Wire filaments of the for reinforcing rubber or plastic articles are known. These are used in particular to produce steel cords which are employed as inserts in pneumatic tires for motor vehicles to improve their ride, dynamics and stability as well as to extend their useful life.
Prior to wire filaments being combined and further processed into steel cords they are pretreated and preshaped since as drawn filaments, in the absence of suitable preshaping, they have a fatigue strength which is too low and, in addition, tend to wander out of the tires when straight. In preatreatment, care needs to be taken that the wire filaments do not suffer from the treatment. Particularly when being shaped via gearwheels and the like the high-strength wire filaments receive local pressure points which make them unsuitable for cyclic loading, since such local deformities are the starting points for fatigue fracture occuring.
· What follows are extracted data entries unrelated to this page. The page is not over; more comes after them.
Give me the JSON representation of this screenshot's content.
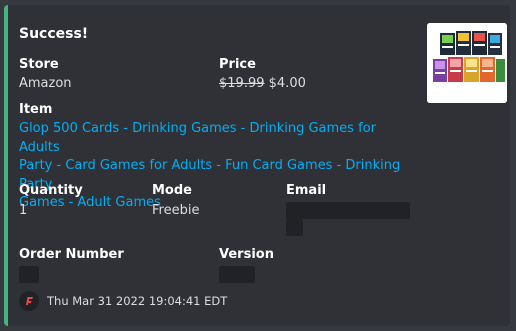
{
  "embed": {
    "accent_color": "#43b581",
    "title": "Success!",
    "fields": {
      "store": {
        "name": "Store",
        "value": "Amazon"
      },
      "price": {
        "name": "Price",
        "original": "$19.99",
        "current": "$4.00"
      },
      "item": {
        "name": "Item",
        "links": [
          "Glop 500 Cards - Drinking Games - Drinking Games for Adults",
          "Party - Card Games for Adults - Fun Card Games - Drinking Party",
          "Games - Adult Games"
        ]
      },
      "quantity": {
        "name": "Quantity",
        "value": "1"
      },
      "mode": {
        "name": "Mode",
        "value": "Freebie"
      },
      "email": {
        "name": "Email",
        "value_redacted": true
      },
      "order_number": {
        "name": "Order Number",
        "value_redacted": true
      },
      "version": {
        "name": "Version",
        "value_redacted": true
      }
    },
    "thumbnail": {
      "icon": "product-box-icon"
    },
    "footer": {
      "icon": "bot-logo-icon",
      "timestamp": "Thu Mar 31 2022 19:04:41 EDT"
    }
  }
}
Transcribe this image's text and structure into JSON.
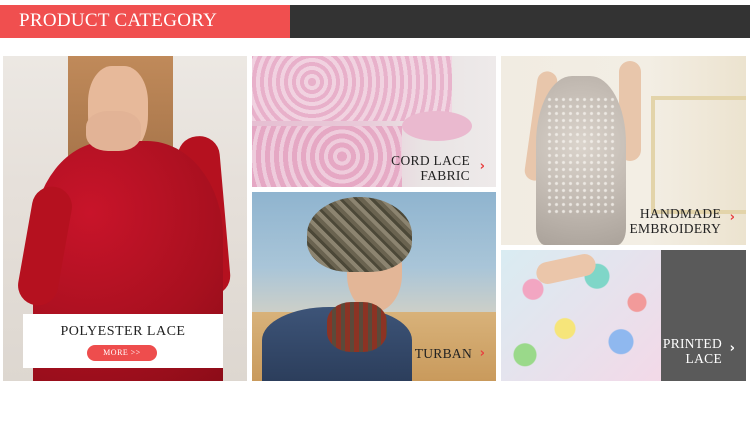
{
  "header": {
    "title": "PRODUCT CATEGORY",
    "accent_color": "#f04f4f",
    "bar_color": "#333333"
  },
  "tiles": {
    "polyester": {
      "label": "POLYESTER LACE",
      "button": "MORE  >>",
      "image": "red-lace-dress-photo"
    },
    "cord": {
      "line1": "CORD LACE",
      "line2": "FABRIC",
      "image": "pink-lace-fabric-photo"
    },
    "turban": {
      "label": "TURBAN",
      "image": "turban-model-photo"
    },
    "embroidery": {
      "line1": "HANDMADE",
      "line2": "EMBROIDERY",
      "image": "embroidered-gown-photo"
    },
    "printed": {
      "line1": "PRINTED",
      "line2": "LACE",
      "image": "printed-lace-skirt-photo"
    }
  },
  "icons": {
    "arrow": "›"
  }
}
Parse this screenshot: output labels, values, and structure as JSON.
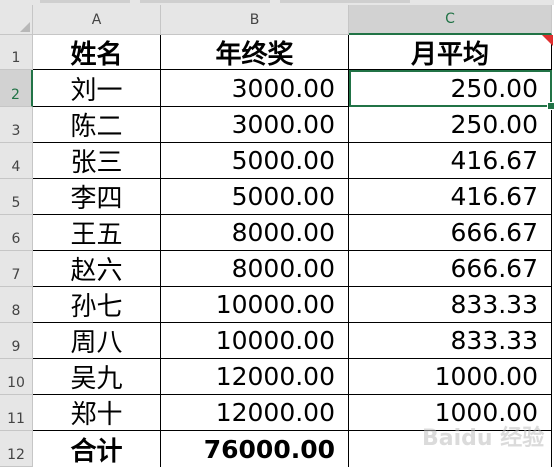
{
  "columns": [
    "A",
    "B",
    "C"
  ],
  "active_column": "C",
  "active_row": "2",
  "rows": [
    {
      "row": "1",
      "name": "姓名",
      "bonus": "年终奖",
      "monthly": "月平均",
      "header": true
    },
    {
      "row": "2",
      "name": "刘一",
      "bonus": "3000.00",
      "monthly": "250.00"
    },
    {
      "row": "3",
      "name": "陈二",
      "bonus": "3000.00",
      "monthly": "250.00"
    },
    {
      "row": "4",
      "name": "张三",
      "bonus": "5000.00",
      "monthly": "416.67"
    },
    {
      "row": "5",
      "name": "李四",
      "bonus": "5000.00",
      "monthly": "416.67"
    },
    {
      "row": "6",
      "name": "王五",
      "bonus": "8000.00",
      "monthly": "666.67"
    },
    {
      "row": "7",
      "name": "赵六",
      "bonus": "8000.00",
      "monthly": "666.67"
    },
    {
      "row": "8",
      "name": "孙七",
      "bonus": "10000.00",
      "monthly": "833.33"
    },
    {
      "row": "9",
      "name": "周八",
      "bonus": "10000.00",
      "monthly": "833.33"
    },
    {
      "row": "10",
      "name": "吴九",
      "bonus": "12000.00",
      "monthly": "1000.00"
    },
    {
      "row": "11",
      "name": "郑十",
      "bonus": "12000.00",
      "monthly": "1000.00"
    },
    {
      "row": "12",
      "name": "合计",
      "bonus": "76000.00",
      "monthly": "",
      "total": true
    }
  ],
  "watermark": "Baidu 经验",
  "colors": {
    "selection": "#217346",
    "comment": "#e03030"
  }
}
From DE-AS 1 159 818 a method of producing elastic wire ropes is known, according to which for producing elastic wire ropes of low tension and free of twist in production the wires used in configuring the wire rope are twisted into the range of permanent deformation and then return twisted by twice the range of the windings made up to the return limit. The return limit in this sense is a constant maximum number of twists which a given wire is capable of returning after twisting. Twists exceeding this return limit are not returned, but instead are retained as permanent deformations.
From DE 39 14 330 C2 a method of producing a wire bundle or rope is known in which for stranding the wires they are placed and/or twisted about each other and the resulting strands further twisted together in their direction of twist by means of an overtwist means. By further twisting the strand the latter is twisted past its range of elastic deformation into the range of plastic deformation. To reduce the problems associated with the differing residual torsions of strands produced in such a way, the strand receives downstream of the overtwisting device a low constant tensile stress.